Wilson Valley Mercantile is open Friday and Saturday nights with live music, pool, mixed drinks and food items
DAVID STONE | OUR TOWN TEMPLE
The Evans and Wilson families have been farming a piece of land near Little River for about 155 years, and now in addition to corn, wheat, oats and cattle, the ranch also is home to Bell County’s first farm-to-glass distillery.
Wilson Valley Mercantile has been four years in the making and officially opened in September, said John Evans, co-owner of the distillery along with his wife, Erica.
“We started building the distillery in 2018, and we did the work ourselves in between farming and ranching,” he said.
John is the fifth generation of his family to work the ranch.
“My great-grandmother was a Wilson, and she married an Evans,” he explained. “We call it the Mercantile because my great-grandpa and a couple of great uncles ran a store in Little River. They built the building in 1911 and sold everything from nails to coffins — anything you could want. The building later was home to Wayne Shirley’s popular restaurant.”
Crop farming and cattle have been mainstays on the farm for more than a century-and-a-half, but as far as John knows, he is the first to make whiskey.
“We have three products, and two aren’t really ours,” he said. “We sell a straight bourbon brought to the farm in 53-gallon oak barrels from Virginia. We finish and proof the bourbon, and bottle it up.”
“It’s a great bourbon, and we learned the ropes at that Virginia distillery. We also carry vodka.”

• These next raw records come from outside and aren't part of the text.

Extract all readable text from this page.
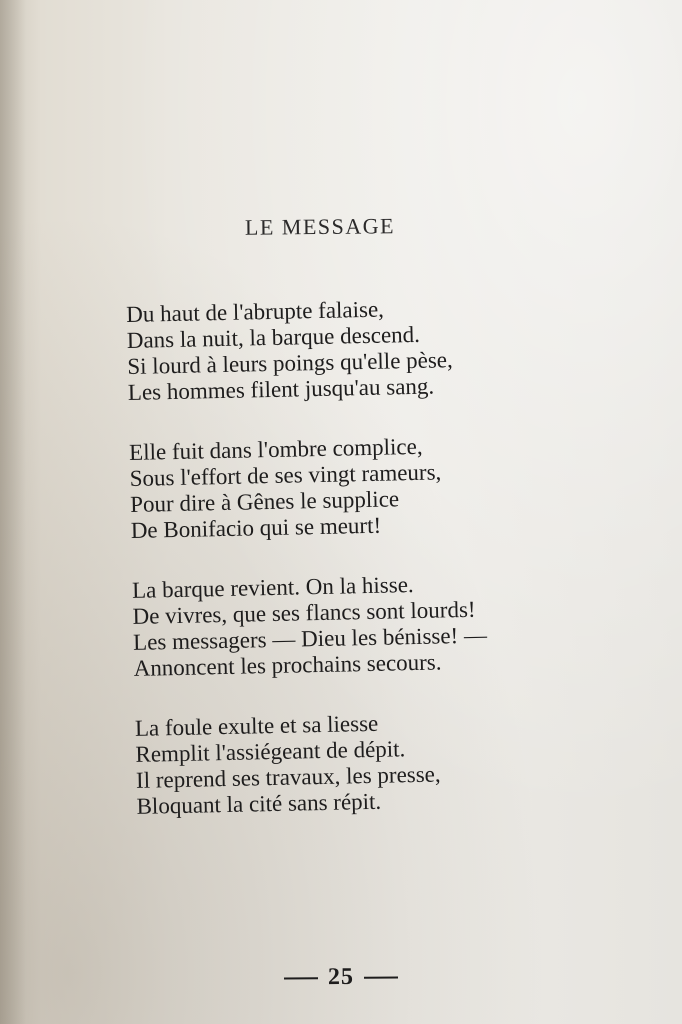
LE MESSAGE
Du haut de l'abrupte falaise,
Dans la nuit, la barque descend.
Si lourd à leurs poings qu'elle pèse,
Les hommes filent jusqu'au sang.
Elle fuit dans l'ombre complice,
Sous l'effort de ses vingt rameurs,
Pour dire à Gênes le supplice
De Bonifacio qui se meurt!
La barque revient. On la hisse.
De vivres, que ses flancs sont lourds!
Les messagers — Dieu les bénisse! —
Annoncent les prochains secours.
La foule exulte et sa liesse
Remplit l'assiégeant de dépit.
Il reprend ses travaux, les presse,
Bloquant la cité sans répit.
25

The pride of Wilson Valley Mercantile is Broken Post White Whiskey. It’s made at the distillery using three grains grown on the farm.
“White whiskey is unaged — it’s basically moonshine,” John said. “It contains 51 percent corn, 34 percent wheat and 15 percent oats — all grown right here in Wilson Valley. Right now we’re producing about 25 gallons of Broken Post every week.”
Opening a distillery and liquor bar in the Little River-Academy area required a change in local laws, plus federal and state licenses.
“We needed to get a proposition on the Bell County Precinct 3 ballot to make and serve whiskey,” John said. “We needed 8,000 signatures to get on the ballot. We collected the signatures, and 70 percent voted ‘yes.’”
“Now we have the distillery and we can sell bottles and mixed drinks.”
While whiskey and vodka are sold at Wilson Valley Mercantile, beer and wine sales are not allowed.
“We can’t legally make liquor and sell beer,” John said. “But, we could do a brewer’s permit and craft our own beer — maybe someday.”
In addition to selling booze, the Mercantile also sells branded merchandise and apparel, plus beef from Erica and John’s cross-bred Angus and Charolais cattle.
“Our family has been in continuous ag operations in Wilson Valley since 1867,” he said. “In addition to cattle, we also produce corn, wheat, oats, sesame, rye and barley, and we use some of those grains in our distillery.”
Wilson Valley Mercantile is open 5-9 p.m. every Friday and 4-9 p.m. on Saturday, and the tasting room usually features live music. In fact, the popular Jypsy Rose will be on stage at 6 p.m. Saturday, Nov. 12. Another band, JP with Jon Fox, will be at the Mercantile from 6 to 9 p.m. Friday, Nov. 11.
The 2,000-square-foot tasting room also features a small menu that includes charcuterie boxes and nachos, a pool table, a large-screen television and a cigar lounge.
“We plan to have live music as often as possible,” John said. “Also, the tasting room can be rented out as a venue.”